Ancestral haplotypes reveal the role of the central MHC in the immunogenetics of IDDM.

Author information

1
Department of Clinical Immunology, Royal Perth Hospital, Western Australia.

Abstract

The major histocompatibility complex (MHC) contains multiple and diverse genes which may be relevant to the induction and regulation of autoimmune responses in insulin dependent diabetes mellitus (IDDM). In addition to HLA class I and II, the possible candidates include TNF, C4, and several other poorly defined polymorphic genes in the central MHC region. This study describes two approaches which take advantage of the fact that the relevant genes are carried by highly conserved ancestral haplotypes such as 8.1 (HLA-B8, TNFS, C4AQ0, C4B1, DR3, DQ2). First, three "diabetogenic" haplotypes (two Caucasoid and one Mongoloid) have been compared and it has been shown that all three share a rare allele of BAT3 as well as sharing DR3, DQ2. In 43 sequential patients with IDDM the cross product ratio for BAT3S was 4.8 (p less than 0.01) and 6.9 for HLA-B8 plus BAT3S (p less than 0.001). Second, partial or recombinant ancestral haplotypes with either HLA class I (HLA-B8) or II (HLA-DR3, DQ2) alleles were identified.

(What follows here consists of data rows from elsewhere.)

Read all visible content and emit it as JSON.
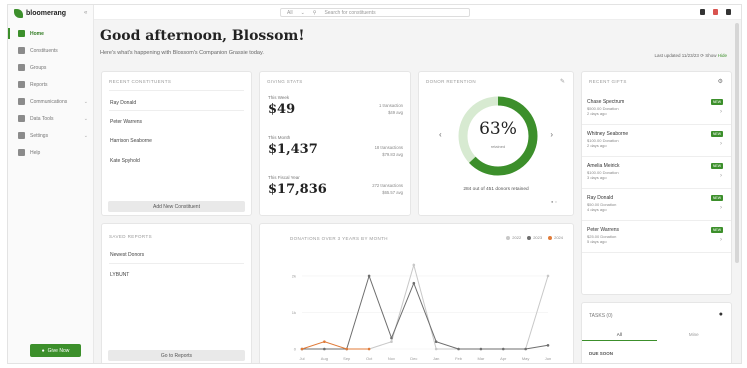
{
  "app": {
    "brand": "bloomerang",
    "greeting": "Good afternoon, Blossom!",
    "subtitle": "Here's what's happening with Blossom's Companion Grassie today.",
    "meta": "Last updated 11/23/23 ⟳ Show",
    "meta_link": "Hide"
  },
  "sidebar": {
    "items": [
      {
        "label": "Home",
        "active": true
      },
      {
        "label": "Constituents",
        "chev": false
      },
      {
        "label": "Groups",
        "chev": false
      },
      {
        "label": "Reports",
        "chev": false
      },
      {
        "label": "Communications",
        "chev": true
      },
      {
        "label": "Data Tools",
        "chev": true
      },
      {
        "label": "Settings",
        "chev": true
      },
      {
        "label": "Help",
        "chev": false
      }
    ],
    "upgrade_label": "Give Now"
  },
  "topbar": {
    "search_scope": "All",
    "search_placeholder": "Search for constituents"
  },
  "recent_constituents": {
    "title": "RECENT CONSTITUENTS",
    "items": [
      "Ray Donald",
      "Peter Warrens",
      "Harrison Seaborne",
      "Kate Spyhold"
    ],
    "button": "Add New Constituent"
  },
  "giving_stats": {
    "title": "GIVING STATS",
    "blocks": [
      {
        "label": "This Week",
        "value": "$49",
        "note1": "1 transaction",
        "note2": "$49 avg"
      },
      {
        "label": "This Month",
        "value": "$1,437",
        "note1": "18 transactions",
        "note2": "$79.83 avg"
      },
      {
        "label": "This Fiscal Year",
        "value": "$17,836",
        "note1": "272 transactions",
        "note2": "$65.57 avg"
      }
    ]
  },
  "donor_retention": {
    "title": "DONOR RETENTION",
    "percent": "63%",
    "fraction": 0.63,
    "sub": "retained",
    "caption": "284 out of 451 donors retained",
    "colors": {
      "arc": "#3c8f2b",
      "track": "#d7ead1"
    }
  },
  "recent_gifts": {
    "title": "RECENT GIFTS",
    "items": [
      {
        "name": "Chase Spectrum",
        "amount": "$500.00 Donation",
        "date": "2 days ago",
        "badge": "NEW"
      },
      {
        "name": "Whitney Seaborne",
        "amount": "$100.00 Donation",
        "date": "2 days ago",
        "badge": "NEW"
      },
      {
        "name": "Amelia Meirick",
        "amount": "$100.00 Donation",
        "date": "3 days ago",
        "badge": "NEW"
      },
      {
        "name": "Ray Donald",
        "amount": "$50.00 Donation",
        "date": "4 days ago",
        "badge": "NEW"
      },
      {
        "name": "Peter Warrens",
        "amount": "$25.00 Donation",
        "date": "5 days ago",
        "badge": "NEW"
      }
    ]
  },
  "saved_reports": {
    "title": "SAVED REPORTS",
    "items": [
      "Newest Donors",
      "LYBUNT"
    ],
    "button": "Go to Reports"
  },
  "tasks": {
    "title": "TASKS",
    "count": "(0)",
    "tabs": [
      "All",
      "Mine"
    ],
    "section": "DUE SOON"
  },
  "chart_data": {
    "type": "line",
    "title": "DONATIONS OVER 3 YEARS BY MONTH",
    "categories": [
      "Jul",
      "Aug",
      "Sep",
      "Oct",
      "Nov",
      "Dec",
      "Jan",
      "Feb",
      "Mar",
      "Apr",
      "May",
      "Jun"
    ],
    "series": [
      {
        "name": "2022",
        "color": "#c8c8c8",
        "values": [
          0,
          0,
          0,
          0,
          200,
          2300,
          0,
          0,
          0,
          0,
          0,
          2000
        ]
      },
      {
        "name": "2023",
        "color": "#6e6e6e",
        "values": [
          0,
          0,
          0,
          2000,
          300,
          1800,
          200,
          0,
          0,
          0,
          0,
          100
        ]
      },
      {
        "name": "2024",
        "color": "#e07b39",
        "values": [
          0,
          200,
          0,
          0,
          null,
          null,
          null,
          null,
          null,
          null,
          null,
          null
        ]
      }
    ],
    "yticks": [
      "0",
      "1k",
      "2k"
    ],
    "ylim": [
      0,
      2600
    ]
  }
}
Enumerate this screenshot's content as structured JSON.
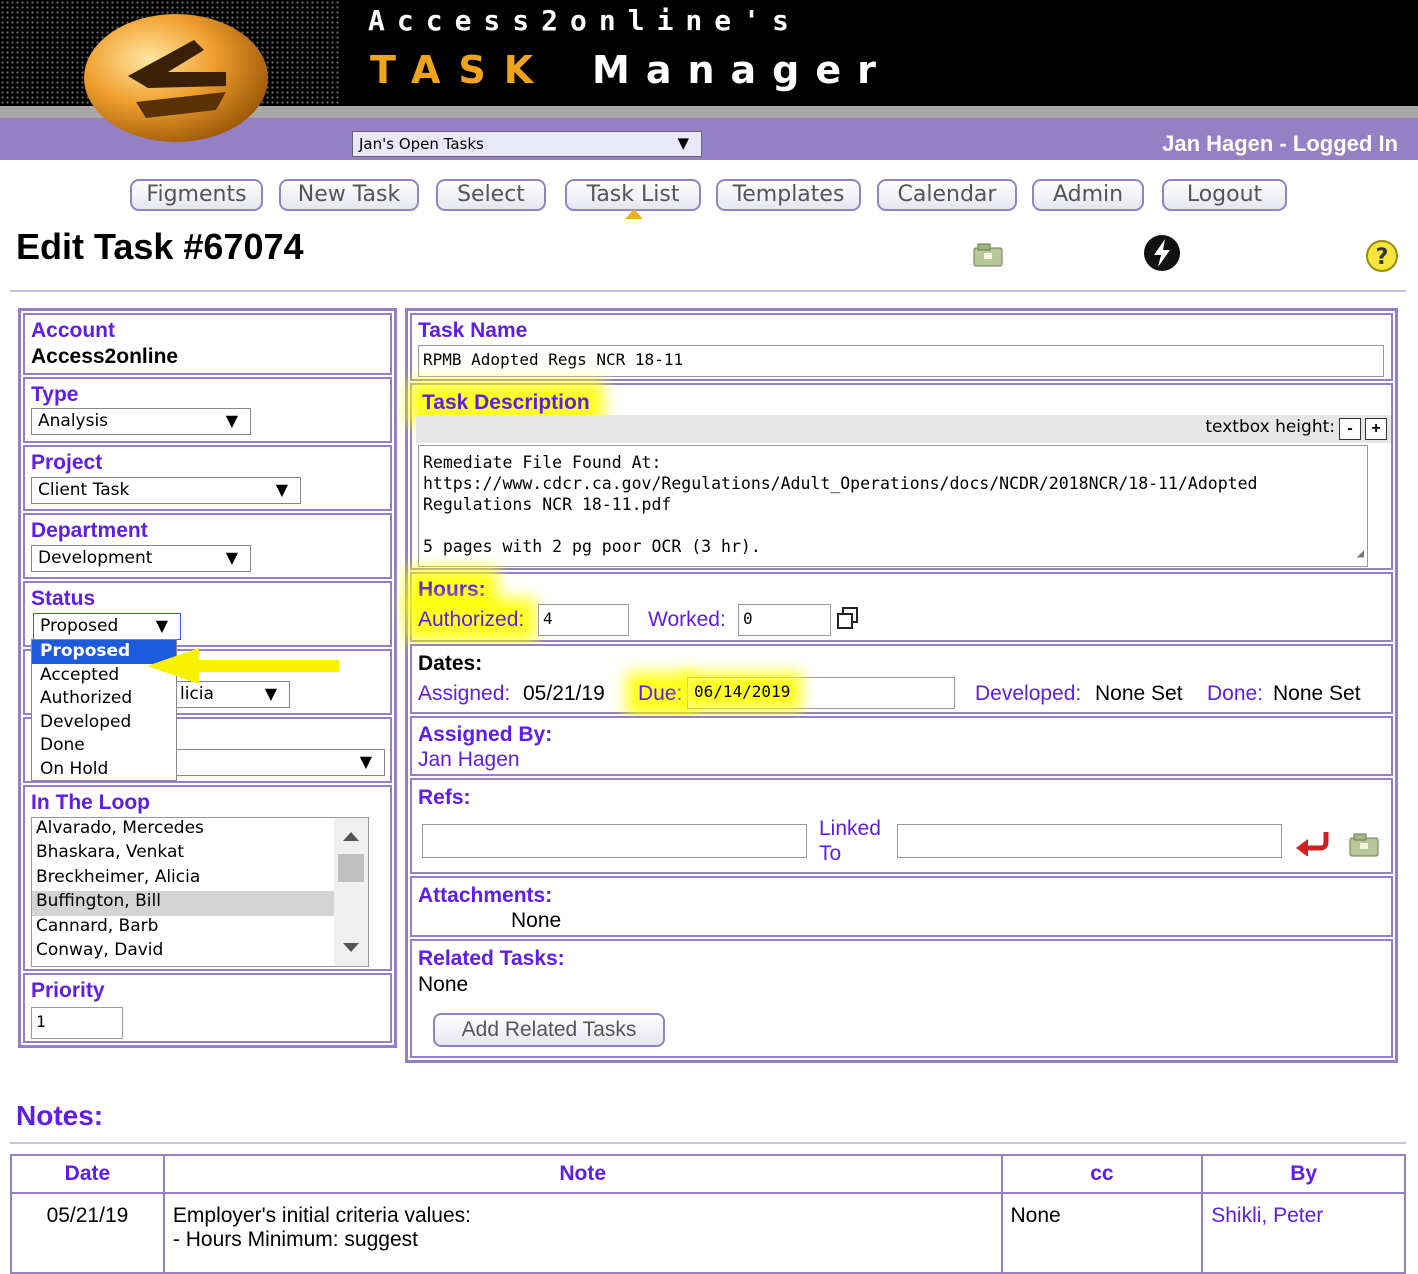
{
  "header": {
    "title_line1": "Access2online's",
    "title_task": "TASK",
    "title_manager": "Manager",
    "task_filter": "Jan's Open Tasks",
    "logged_in": "Jan Hagen - Logged In"
  },
  "nav": [
    "Figments",
    "New Task",
    "Select",
    "Task List",
    "Templates",
    "Calendar",
    "Admin",
    "Logout"
  ],
  "page_title": "Edit Task #67074",
  "left": {
    "account_label": "Account",
    "account_value": "Access2online",
    "type_label": "Type",
    "type_value": "Analysis",
    "project_label": "Project",
    "project_value": "Client Task",
    "department_label": "Department",
    "department_value": "Development",
    "status_label": "Status",
    "status_value": "Proposed",
    "status_options": [
      "Proposed",
      "Accepted",
      "Authorized",
      "Developed",
      "Done",
      "On Hold"
    ],
    "assigned_partial": "licia",
    "loop_label": "In The Loop",
    "loop_items": [
      "Alvarado, Mercedes",
      "Bhaskara, Venkat",
      "Breckheimer, Alicia",
      "Buffington, Bill",
      "Cannard, Barb",
      "Conway, David"
    ],
    "priority_label": "Priority",
    "priority_value": "1"
  },
  "right": {
    "task_name_label": "Task Name",
    "task_name_value": "RPMB Adopted Regs NCR 18-11",
    "desc_label": "Task Description",
    "textbox_height": "textbox height:",
    "minus": "-",
    "plus": "+",
    "desc_line1": "Remediate File Found At:",
    "desc_line2": "https://www.cdcr.ca.gov/Regulations/Adult_Operations/docs/NCDR/2018NCR/18-11/Adopted",
    "desc_line3": "Regulations NCR 18-11.pdf",
    "desc_line4": "5 pages with 2 pg poor OCR (3 hr).",
    "hours_label": "Hours:",
    "authorized_label": "Authorized:",
    "authorized_value": "4",
    "worked_label": "Worked:",
    "worked_value": "0",
    "dates_label": "Dates:",
    "assigned_label": "Assigned:",
    "assigned_value": "05/21/19",
    "due_label": "Due:",
    "due_value": "06/14/2019",
    "developed_label": "Developed:",
    "developed_value": "None Set",
    "done_label": "Done:",
    "done_value": "None Set",
    "assigned_by_label": "Assigned By:",
    "assigned_by_value": "Jan Hagen",
    "refs_label": "Refs:",
    "linked_line1": "Linked",
    "linked_line2": "To",
    "attachments_label": "Attachments:",
    "attachments_value": "None",
    "related_label": "Related Tasks:",
    "related_value": "None",
    "add_related": "Add Related Tasks"
  },
  "notes": {
    "title": "Notes:",
    "headers": [
      "Date",
      "Note",
      "cc",
      "By"
    ],
    "row": {
      "date": "05/21/19",
      "note_line1": "Employer's initial criteria values:",
      "note_line2": "- Hours Minimum: suggest",
      "cc": "None",
      "by": "Shikli, Peter"
    }
  },
  "colors": {
    "accent": "#9480c4",
    "link": "#5f1ee8",
    "highlight": "#ffff00"
  }
}
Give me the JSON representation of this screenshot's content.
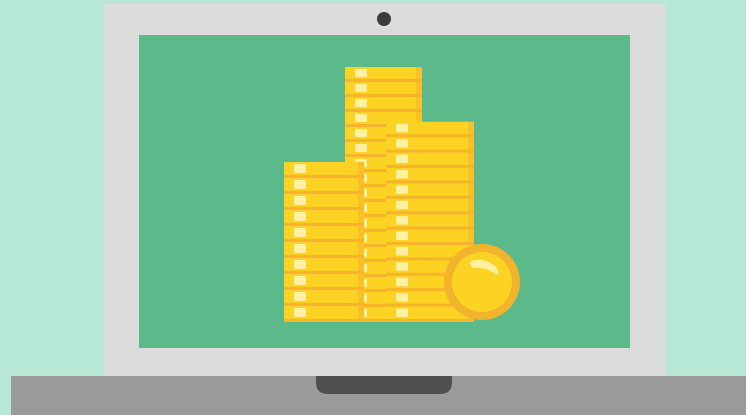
{
  "illustration": {
    "subject": "laptop-with-coin-stacks-icon",
    "colors": {
      "background": "#b7e8d6",
      "laptop_bezel": "#dcdcdc",
      "screen": "#5cb98a",
      "camera": "#3c3c3c",
      "laptop_base": "#9a9a9a",
      "base_notch": "#4e4e4e",
      "coin_face": "#fcd322",
      "coin_edge": "#f6b32b",
      "coin_shine": "#fff1a2",
      "coin_outline": "#f2b42c"
    },
    "stacks": [
      {
        "name": "left-stack",
        "coins": 10
      },
      {
        "name": "middle-stack",
        "coins": 17
      },
      {
        "name": "right-stack",
        "coins": 13
      }
    ],
    "single_coin": true
  }
}
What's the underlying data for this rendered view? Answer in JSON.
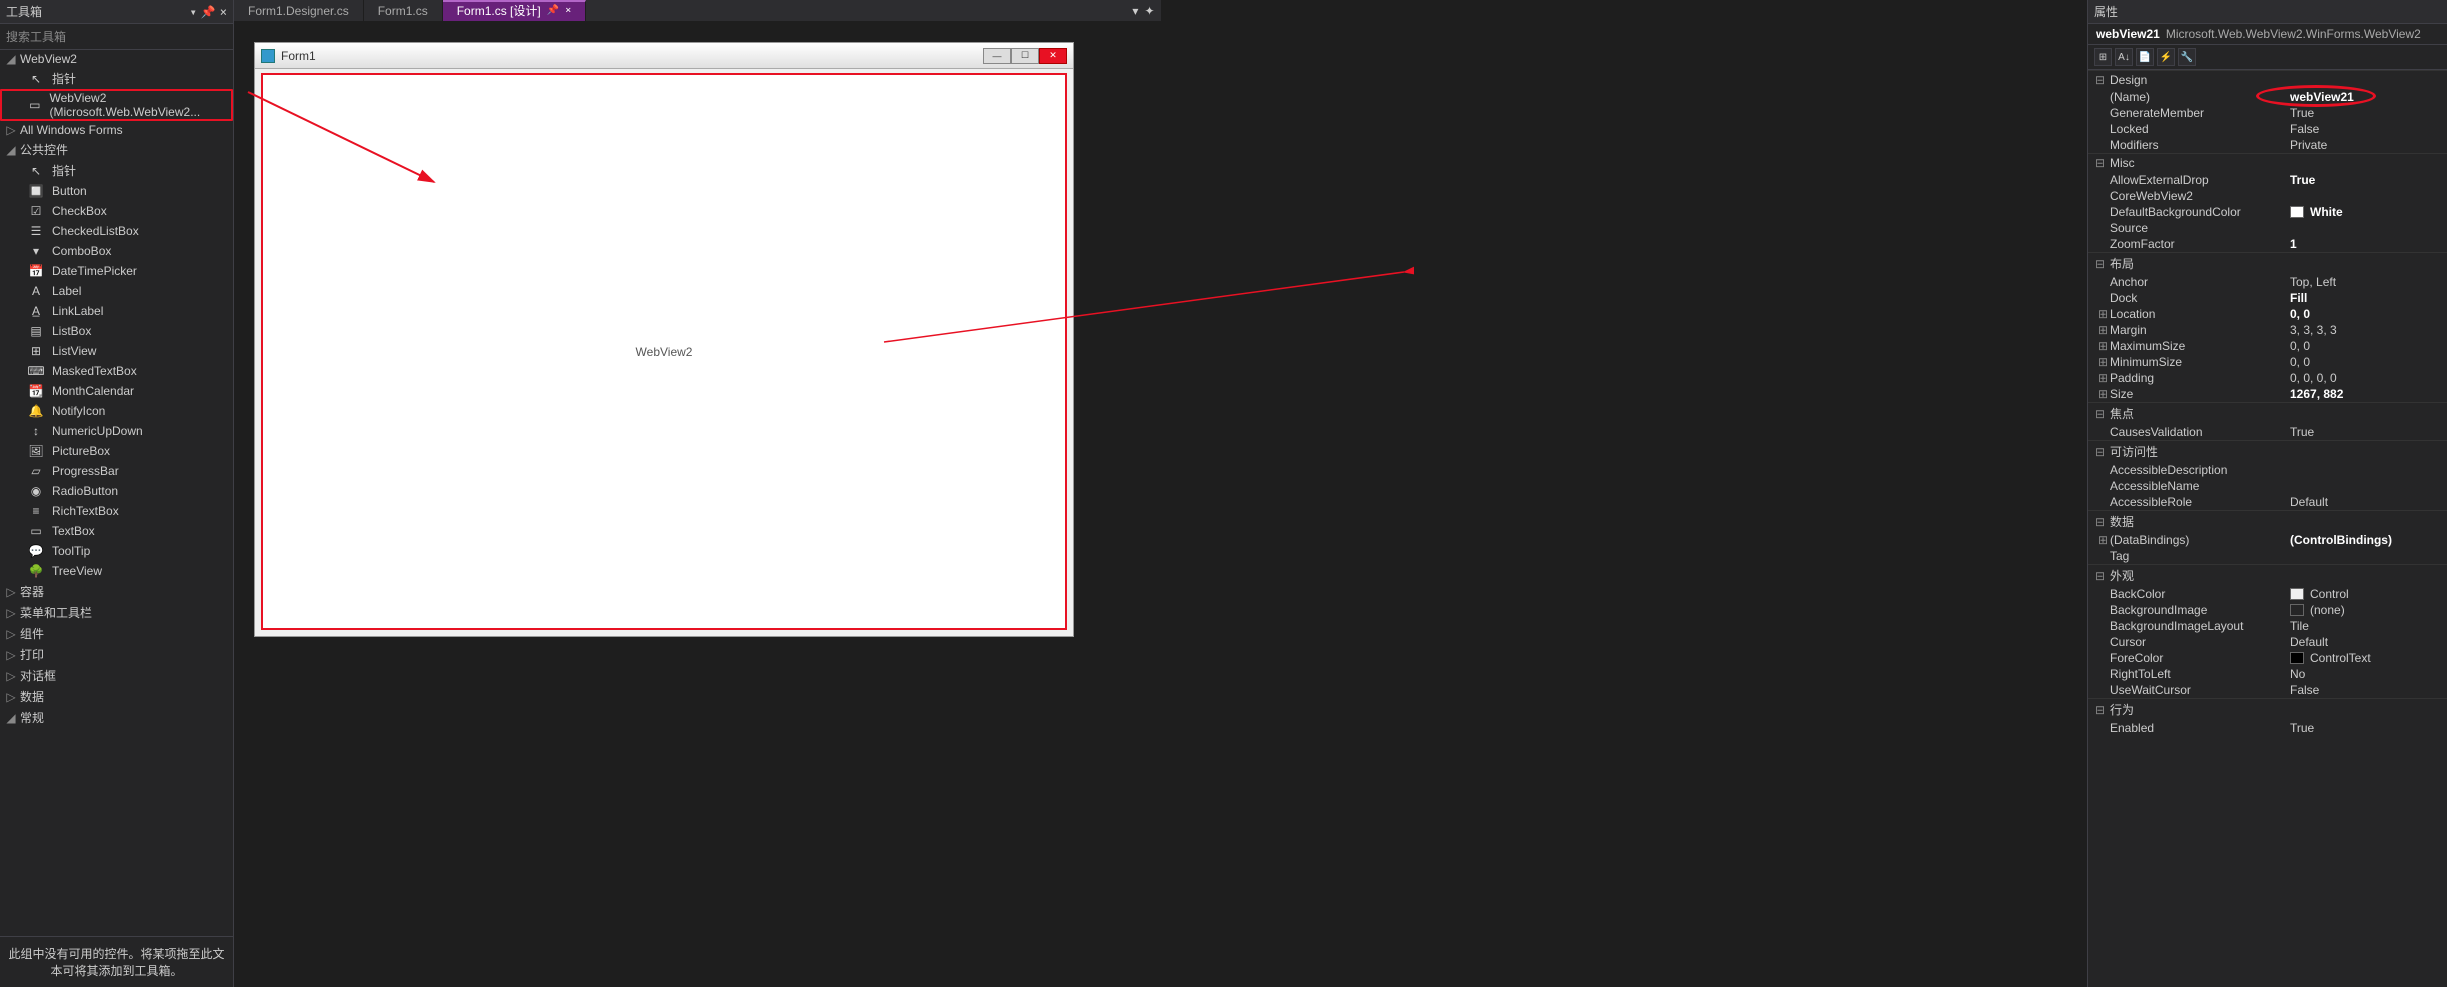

Third, using haplotypic polymorphisms such as the one in BAT3, we have shown that all the patients carrying recombinants of the 8.1 ancestral haplotype share the central region adjacent to HLA-B. These findings suggest that both HLA and non-HLA genes are involved in conferring susceptibility to IDDM, and that the region between HLA-B and BAT3 contains some of the relevant genes. By contrast, similar approaches suggest that protective genes map to the HLA class II region.

PMID:
1356098
DOI:
10.1007/bf00218041
[Indexed for MEDLINE]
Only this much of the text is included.